^inductive programming^

## Mixture Modelling

Problem: Given a multivariate data-set

attributes
@1 @2 ... @k
things x1 x11 x12 ... x1k
x2 x21 x22 ... x2k
... ... ... ... ...
xn xn1 xn2 ... xnk

Does the data-set consist of one population or of two or more sub-populations (clusters, classes, components, species)?

Is it well described by a mixture of models, one per sub-population?

users.monash.edu.au/~lloyd/Seminars/2005-II/Mixture/index.shtml

## EM algorithm:

```estMixture ests dataSet =
let
-- [estimator]->[dataSpace] -> model of dataSpace
-- i.e. [estimator] -> estimator
...
```

Takes a list of estimators, one per component of the mixture.

```
memberships (Mix mixer components) =
let           -- memberships|Mixture
doAll (d:ds) = prepend (doOne d) (doAll ds) -- all data
doAll  []    = map (\x -> []) components

doOne  datum = normalise(                   -- one datum
zipWith (\c -> \m ->
(pr mixer c)*(pr m datum)) [0..] components)
-- pr(c) * pr(datum|c)  for class #c = m

in doAll dataSet
```

Given the components of the mixture, find (fit) the fractional membership weights of things (data) in (to) the components.

```
randomMemberships =
let
doAll seed  []    = map (\_ -> []) ests
doAll seed (_:ds) =             -- all data
let
doOne seed  []      ans = (seed, normalise ans)
doOne seed (_:ests) ans =     -- one datum
doOne (prng seed) ests
((fromIntegral(1+ seed `mod` 10)) : ans)
in let (seed2, forDatum) = doOne seed ests []
in prepend forDatum (doAll seed2 ds)

in doAll 4321 dataSet
```

Allocate initial pseudo-random (prng) fractional membership weights to things (data), not very interesting.

```
fit [] [] = []               -- Models|memberships
fit (est:ests) (mem:mems) =
(est dataSet mem) : (fit ests mems)

fitMixture mems =
Mix (freqs2model (map (foldl (+) 0) mems)) -- weights
(fit ests mems)         -- components

```

From the membership weights, calculate mixture-weights of the components and fit components (use the given estimators) to their weighted members.

```
cycle    mx = fitMixture (memberships mx) -- EM step

cycles 0 mx = mx
cycles n mx = cycles (n-1) (cycle mx)     -- n x cycle

in mixture( cycles ?? (fitMixture randomMemberships) )

```

Fit memberships to components; fit components to the memberships.
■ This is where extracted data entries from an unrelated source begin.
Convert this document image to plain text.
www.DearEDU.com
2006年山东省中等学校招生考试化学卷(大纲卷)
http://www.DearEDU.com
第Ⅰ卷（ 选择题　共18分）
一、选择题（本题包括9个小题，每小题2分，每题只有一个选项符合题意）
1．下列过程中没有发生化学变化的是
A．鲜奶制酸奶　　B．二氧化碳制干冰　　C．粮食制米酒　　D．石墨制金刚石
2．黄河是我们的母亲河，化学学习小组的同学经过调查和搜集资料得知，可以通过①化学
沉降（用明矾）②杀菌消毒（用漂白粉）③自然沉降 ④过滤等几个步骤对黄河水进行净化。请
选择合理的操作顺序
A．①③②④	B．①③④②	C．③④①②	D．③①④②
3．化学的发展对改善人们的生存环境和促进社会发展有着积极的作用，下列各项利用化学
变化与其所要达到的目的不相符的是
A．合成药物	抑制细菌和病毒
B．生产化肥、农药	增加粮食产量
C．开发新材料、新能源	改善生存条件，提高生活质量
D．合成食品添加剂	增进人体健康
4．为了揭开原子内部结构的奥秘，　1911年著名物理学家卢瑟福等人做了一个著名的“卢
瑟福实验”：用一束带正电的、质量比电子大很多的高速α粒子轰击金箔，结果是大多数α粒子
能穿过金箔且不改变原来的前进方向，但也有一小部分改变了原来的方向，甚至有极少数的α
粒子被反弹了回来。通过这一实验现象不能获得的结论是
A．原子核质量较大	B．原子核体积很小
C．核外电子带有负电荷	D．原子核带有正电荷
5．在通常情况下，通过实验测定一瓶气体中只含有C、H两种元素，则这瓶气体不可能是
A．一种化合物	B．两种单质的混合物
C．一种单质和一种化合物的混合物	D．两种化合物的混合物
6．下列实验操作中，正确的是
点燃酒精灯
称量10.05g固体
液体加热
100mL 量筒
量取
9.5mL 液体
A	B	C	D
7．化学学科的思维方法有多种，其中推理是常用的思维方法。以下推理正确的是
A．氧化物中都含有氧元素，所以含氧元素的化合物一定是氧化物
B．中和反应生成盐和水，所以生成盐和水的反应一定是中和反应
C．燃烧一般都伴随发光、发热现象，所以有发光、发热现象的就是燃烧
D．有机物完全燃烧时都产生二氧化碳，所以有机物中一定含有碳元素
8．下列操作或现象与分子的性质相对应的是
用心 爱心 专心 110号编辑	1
Iterate, either some number of times or until convergence.

-- That's all --

## Summary

Q: What are the estimators?
A: Almost anything:

E.g. Multistate -- add up frequencies (+0.5 for MML) and normalise.
E.g. Normal -- usual mean and std dev (latter uses  /(n-1) for MML).
E.g. Multivariate -- ``product'' estimator over attribute estimators,
or a factor model estimator if you have one, etc..
E.g. A sequence-model estimator.

Mixture complexity: Can search for 1, 2, 3, ... components for the optimal message length.
L. Allison. Models for Machine Learning and Data Mining in Functional Programming, J. Functional Programming (JFP), 15(1), pp.15-32, January 2005, and also [II(click)].